Je ressors d'ce film avec un relent âcre au fond d'la gorge et l'impression d'm'être prise quarante-cinq minutes de plans d'insert pas terribles. Ce fut tellement pesant de regarder cette oeuvre qu'j'me pose la question : pourquoi c'film qui donne l'sentiment d'couper l'plus possible pour pas qu'le spectateur s'ennuie semble-t-il durer trois heures ?
L'film va chercher à retracer une partie de la vie de Saint-Exupéry, plus précisément la période où il travaillait en Argentine, et s'ouvre in medias res sur un accident au beau milieu d'l'océan de l'aviateur dans le cadre d'une livraison et se finit de façon abrupte sur la mort Saint-Ex.
Le premier mot qui m'vient à l'esprit pour qualifier la fondation sur laquelle repose ce film est "branlant" et ce pour la simple et bonne raison que tout dans la construction des scènes laisse voir qu'ils n'ont ni eu le temps, ni les moyens (et encore moins le talent) pour donner du corps à la moindre séquence. Trois exemples pour souligner mon propos, l'premier se déroule lors des premières minutes du film. Il s'agit de la scène où Guillaumet, pilote et meilleur amis de Saint-Ex le sort d'l'eau. Ici on survole -ironique dans un film sur des aviateurs- les éléments qui pourraient créer d'la tension : on sait à peine à qui on a affaire du fait du parti pris de commencer in medias res, difficile donc d'éprouver de l'empathie surtout quand la luminosité va venir créer un bichrome noir et gris qui rend les personnages quasiment indiscernables ce qui n'est pas arrangé par les costumes qui cache leurs visages ainsi que l'action. Les corps ne sont pas clairement définis contraignant le réalisateur à faire dire à son personnage qu'il meurt de froid et ne peut plus bouger. Mais le pire est qu'il règle le problème avant en deux coups d'ellipses (procédé récurrents dans ce film) où ce potentiel moteur de la péripétie est réglé en hors champs pour une conclusion qui aurait été drôle si la scène en montrait plus, que toutes les actions n'étaient pas trop vite résolues. Tout donne une impression de manque, c'est comme si le montage était troué mais hélas ce manque ne va créer qu'un vide qui sera tout de suite remplit au lieu d'une béance dont le spectateur pourrait se saisir pour nourrir un rapport au film singulier.
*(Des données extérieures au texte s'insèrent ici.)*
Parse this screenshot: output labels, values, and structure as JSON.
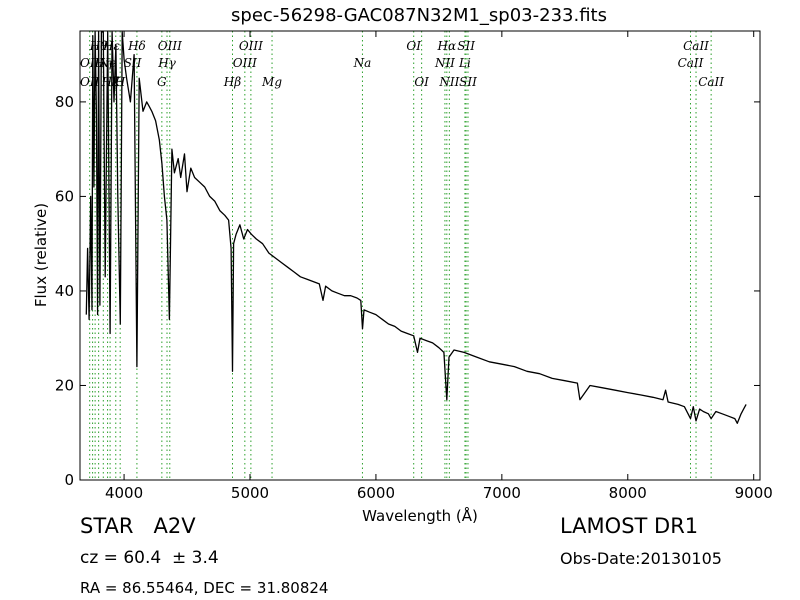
{
  "chart_data": {
    "type": "line",
    "title": "spec-56298-GAC087N32M1_sp03-233.fits",
    "xlabel": "Wavelength (Å)",
    "ylabel": "Flux (relative)",
    "xlim": [
      3650,
      9050
    ],
    "ylim": [
      0,
      95
    ],
    "xticks": [
      4000,
      5000,
      6000,
      7000,
      8000,
      9000
    ],
    "yticks": [
      0,
      20,
      40,
      60,
      80
    ],
    "grid": false,
    "line_color": "#000000",
    "marker_color": "#2ca02c",
    "series": [
      {
        "x": [
          3700,
          3710,
          3722,
          3735,
          3745,
          3752,
          3760,
          3770,
          3780,
          3790,
          3798,
          3808,
          3820,
          3835,
          3850,
          3870,
          3889,
          3905,
          3920,
          3935,
          3950,
          3970,
          3985,
          4000,
          4020,
          4050,
          4080,
          4102,
          4120,
          4150,
          4180,
          4200,
          4220,
          4250,
          4280,
          4300,
          4320,
          4340,
          4360,
          4380,
          4400,
          4430,
          4450,
          4480,
          4500,
          4530,
          4560,
          4600,
          4640,
          4680,
          4720,
          4760,
          4800,
          4830,
          4850,
          4861,
          4870,
          4890,
          4920,
          4950,
          4980,
          5010,
          5050,
          5100,
          5150,
          5200,
          5250,
          5300,
          5350,
          5400,
          5450,
          5500,
          5550,
          5580,
          5600,
          5650,
          5700,
          5750,
          5800,
          5850,
          5880,
          5893,
          5905,
          5950,
          6000,
          6050,
          6100,
          6150,
          6200,
          6250,
          6300,
          6330,
          6350,
          6400,
          6450,
          6500,
          6540,
          6563,
          6580,
          6620,
          6700,
          6800,
          6900,
          7000,
          7100,
          7200,
          7300,
          7400,
          7500,
          7600,
          7620,
          7700,
          7800,
          7900,
          8000,
          8100,
          8200,
          8280,
          8300,
          8320,
          8400,
          8450,
          8498,
          8520,
          8542,
          8570,
          8600,
          8640,
          8662,
          8700,
          8750,
          8800,
          8850,
          8870,
          8900,
          8920,
          8940
        ],
        "y": [
          35,
          49,
          34,
          60,
          36,
          94,
          62,
          96,
          78,
          35,
          95,
          37,
          99,
          99,
          43,
          98,
          31,
          95,
          80,
          92,
          60,
          33,
          97,
          89,
          85,
          80,
          90,
          24,
          85,
          78,
          80,
          79,
          78,
          76,
          72,
          67,
          60,
          55,
          34,
          70,
          65,
          68,
          64,
          69,
          61,
          66,
          64,
          63,
          62,
          60,
          59,
          57,
          56,
          55,
          49,
          23,
          50,
          52,
          54,
          51,
          53,
          52,
          51,
          50,
          48,
          47,
          46,
          45,
          44,
          43,
          42.5,
          42,
          41.5,
          38,
          41,
          40,
          39.5,
          39,
          39,
          38.5,
          38,
          32,
          36,
          35.5,
          35,
          34,
          33,
          32.5,
          31.5,
          31,
          30.5,
          27,
          30,
          29.5,
          29,
          28,
          27,
          17,
          26,
          27.5,
          27,
          26,
          25,
          24.5,
          24,
          23,
          22.5,
          21.5,
          21,
          20.5,
          17,
          20,
          19.5,
          19,
          18.5,
          18,
          17.5,
          17,
          19,
          16.5,
          16,
          15.5,
          13,
          15.5,
          12.5,
          15,
          14.5,
          14,
          13,
          14.5,
          14,
          13.5,
          13,
          12,
          14,
          15,
          16
        ]
      }
    ],
    "lines_dotted_x": [
      3727,
      3750,
      3770,
      3798,
      3835,
      3869,
      3889,
      3934,
      3969,
      4102,
      4300,
      4341,
      4363,
      4861,
      4959,
      5007,
      5175,
      5893,
      6300,
      6363,
      6548,
      6563,
      6583,
      6707,
      6716,
      6731,
      8498,
      8542,
      8662
    ],
    "line_labels": [
      {
        "text": "Hθ",
        "x": 3798,
        "row": 1
      },
      {
        "text": "Hε",
        "x": 3900,
        "row": 1
      },
      {
        "text": "Hδ",
        "x": 4102,
        "row": 1
      },
      {
        "text": "OIII",
        "x": 4363,
        "row": 1
      },
      {
        "text": "OII",
        "x": 3727,
        "row": 2
      },
      {
        "text": "Hη",
        "x": 3835,
        "row": 2
      },
      {
        "text": "Ne",
        "x": 3869,
        "row": 2
      },
      {
        "text": "Hγ",
        "x": 4341,
        "row": 2
      },
      {
        "text": "OII",
        "x": 3727,
        "row": 3
      },
      {
        "text": "Hζ",
        "x": 3889,
        "row": 3
      },
      {
        "text": "K",
        "x": 3934,
        "row": 3
      },
      {
        "text": "H",
        "x": 3969,
        "row": 3
      },
      {
        "text": "SII",
        "x": 4068,
        "row": 2
      },
      {
        "text": "G",
        "x": 4300,
        "row": 3
      },
      {
        "text": "OIII",
        "x": 5007,
        "row": 1
      },
      {
        "text": "Hβ",
        "x": 4861,
        "row": 3
      },
      {
        "text": "OIII",
        "x": 4959,
        "row": 2
      },
      {
        "text": "Mg",
        "x": 5175,
        "row": 3
      },
      {
        "text": "Na",
        "x": 5893,
        "row": 2
      },
      {
        "text": "OI",
        "x": 6300,
        "row": 1
      },
      {
        "text": "OI",
        "x": 6363,
        "row": 3
      },
      {
        "text": "Hα",
        "x": 6563,
        "row": 1
      },
      {
        "text": "SII",
        "x": 6716,
        "row": 1
      },
      {
        "text": "NII",
        "x": 6548,
        "row": 2
      },
      {
        "text": "Li",
        "x": 6707,
        "row": 2
      },
      {
        "text": "NII",
        "x": 6583,
        "row": 3
      },
      {
        "text": "SII",
        "x": 6731,
        "row": 3
      },
      {
        "text": "CaII",
        "x": 8542,
        "row": 1
      },
      {
        "text": "CaII",
        "x": 8498,
        "row": 2
      },
      {
        "text": "CaII",
        "x": 8662,
        "row": 3
      }
    ]
  },
  "info": {
    "class": "STAR   A2V",
    "survey": "LAMOST DR1",
    "cz": "cz = 60.4  ± 3.4",
    "obs_date": "Obs-Date:20130105",
    "radec": "RA = 86.55464, DEC = 31.80824"
  }
}
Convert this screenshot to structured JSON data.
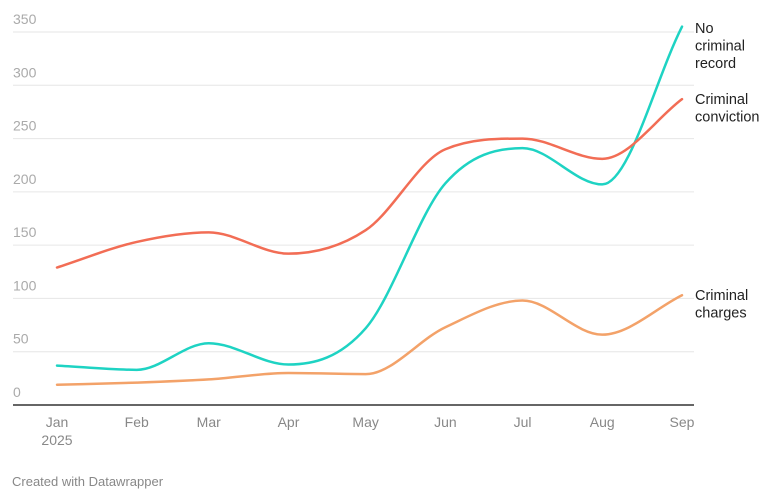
{
  "chart_data": {
    "type": "line",
    "categories": [
      "Jan",
      "Feb",
      "Mar",
      "Apr",
      "May",
      "Jun",
      "Jul",
      "Aug",
      "Sep"
    ],
    "x_sublabel": "2025",
    "x_days": [
      0,
      31,
      59,
      90,
      120,
      151,
      181,
      212,
      243
    ],
    "y_ticks": [
      0,
      50,
      100,
      150,
      200,
      250,
      300,
      350
    ],
    "ylim": [
      0,
      350
    ],
    "grid": true,
    "legend": "direct labels at line ends (right)",
    "series": [
      {
        "name": "No criminal record",
        "label_lines": [
          "No",
          "criminal",
          "record"
        ],
        "color": "#1ed3c3",
        "values": [
          37,
          33,
          58,
          38,
          72,
          208,
          241,
          207,
          355
        ]
      },
      {
        "name": "Criminal conviction",
        "label_lines": [
          "Criminal",
          "conviction"
        ],
        "color": "#f26d55",
        "values": [
          129,
          153,
          162,
          142,
          164,
          240,
          250,
          231,
          287
        ]
      },
      {
        "name": "Criminal charges",
        "label_lines": [
          "Criminal",
          "charges"
        ],
        "color": "#f3a269",
        "values": [
          19,
          21,
          24,
          30,
          29,
          73,
          98,
          66,
          103
        ]
      }
    ]
  },
  "footer": "Created with Datawrapper"
}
Et c'est là que le bât blesse, jamais le film ne semble prendre le temps de respirer, tout doit être efficace, du coup jamais on ne prends ne serait-ce que cinq minutes pour s'arrêter sur une péripétie, un dialogue ou un détail. Tout devient donc terriblement peu impactant comme lors d'cette scène de danse ridicule d'un peu plus d'une minute. Elle aurait pu être un point d'ancrage où les personnages auraient pris de l'épaisseur avec un semblant de personnalité qui les auraient rendu attachants mais le montage ne la résout la résout pas ainsi. On a le droit à une alternances de plans court et à peine lisible où un type fait d'la batterie sur le moteur de l'avion tandis qu'les convives gigotes avec l'otarie avant qu'tout soit avorté ( la scène comme la fête) pour faire avancer plus vite les choses. Le scénario doit courir au plus vite empêchant le réalisateur de donner de l'attention au superflu, tout ce qui pourrait être amusant ou intriguant doit donc être éclipsé pour ne laisser qu'un tout informe.
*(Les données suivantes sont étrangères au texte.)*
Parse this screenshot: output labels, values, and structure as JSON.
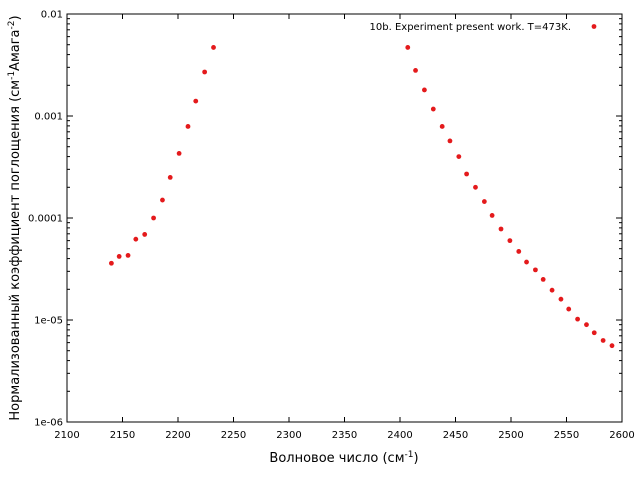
{
  "chart_data": {
    "type": "scatter",
    "xlabel": "Волновое число (см",
    "xlabel_sup": "-1",
    "xlabel_end": ")",
    "ylabel_prefix": "Нормализованный коэффициент поглощения (см",
    "ylabel_sup1": "-1",
    "ylabel_mid": "Амага",
    "ylabel_sup2": "-2",
    "ylabel_end": ")",
    "x_axis": {
      "min": 2100,
      "max": 2600,
      "scale": "linear",
      "ticks": [
        2100,
        2150,
        2200,
        2250,
        2300,
        2350,
        2400,
        2450,
        2500,
        2550,
        2600
      ]
    },
    "y_axis": {
      "min": 1e-06,
      "max": 0.01,
      "scale": "log",
      "ticks": [
        {
          "value": 1e-06,
          "label": "1e-06"
        },
        {
          "value": 1e-05,
          "label": "1e-05"
        },
        {
          "value": 0.0001,
          "label": "0.0001"
        },
        {
          "value": 0.001,
          "label": "0.001"
        },
        {
          "value": 0.01,
          "label": "0.01"
        }
      ]
    },
    "grid": false,
    "legend_position": "top-right",
    "series": [
      {
        "name": "10b. Experiment  present work. T=473K.",
        "color": "#e41a1c",
        "marker": "dot",
        "points": [
          [
            2140,
            3.6e-05
          ],
          [
            2147,
            4.2e-05
          ],
          [
            2155,
            4.3e-05
          ],
          [
            2162,
            6.2e-05
          ],
          [
            2170,
            6.9e-05
          ],
          [
            2178,
            0.0001
          ],
          [
            2186,
            0.00015
          ],
          [
            2193,
            0.00025
          ],
          [
            2201,
            0.00043
          ],
          [
            2209,
            0.00079
          ],
          [
            2216,
            0.0014
          ],
          [
            2224,
            0.0027
          ],
          [
            2232,
            0.0047
          ],
          [
            2407,
            0.0047
          ],
          [
            2414,
            0.0028
          ],
          [
            2422,
            0.0018
          ],
          [
            2430,
            0.00117
          ],
          [
            2438,
            0.00079
          ],
          [
            2445,
            0.00057
          ],
          [
            2453,
            0.0004
          ],
          [
            2460,
            0.00027
          ],
          [
            2468,
            0.0002
          ],
          [
            2476,
            0.000145
          ],
          [
            2483,
            0.000106
          ],
          [
            2491,
            7.8e-05
          ],
          [
            2499,
            6e-05
          ],
          [
            2507,
            4.7e-05
          ],
          [
            2514,
            3.7e-05
          ],
          [
            2522,
            3.1e-05
          ],
          [
            2529,
            2.5e-05
          ],
          [
            2537,
            1.96e-05
          ],
          [
            2545,
            1.6e-05
          ],
          [
            2552,
            1.28e-05
          ],
          [
            2560,
            1.02e-05
          ],
          [
            2568,
            9e-06
          ],
          [
            2575,
            7.5e-06
          ],
          [
            2583,
            6.3e-06
          ],
          [
            2591,
            5.6e-06
          ]
        ]
      }
    ]
  }
}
C'est ainsi qu'on en arrive à cette fin qui s'rait peut-être drôle si elle faisait pas pitié. On vient à peine de résoudre les enjeux du film, on pourrait tenter de ralentir, de créer un instant où il se passerai plus que ce qui est filmé et peut-être créer une scène véritablement émouvante. Mais ce n'est pas ce qu'il se passe. Le réalisateur décide de faire une ellipse qui ne montre pas grand chose que ne dit pas Saint-Ex qui devient un narrateur interne à l'histoire. La guerre de 39-45 arrive sans prévenir comme pour tuer le protagoniste qui tout le long du film semble ballotté tel une poupée de chiffon encombrante. À ce stade on pourrait presque croire que le réalisateur s'était résigné à l'jeter aux ordures en voyant qu'il n'avait au final rien à faire d'artistiquement intéressant avec cet homme c'qui fait du film un bien triste hommage.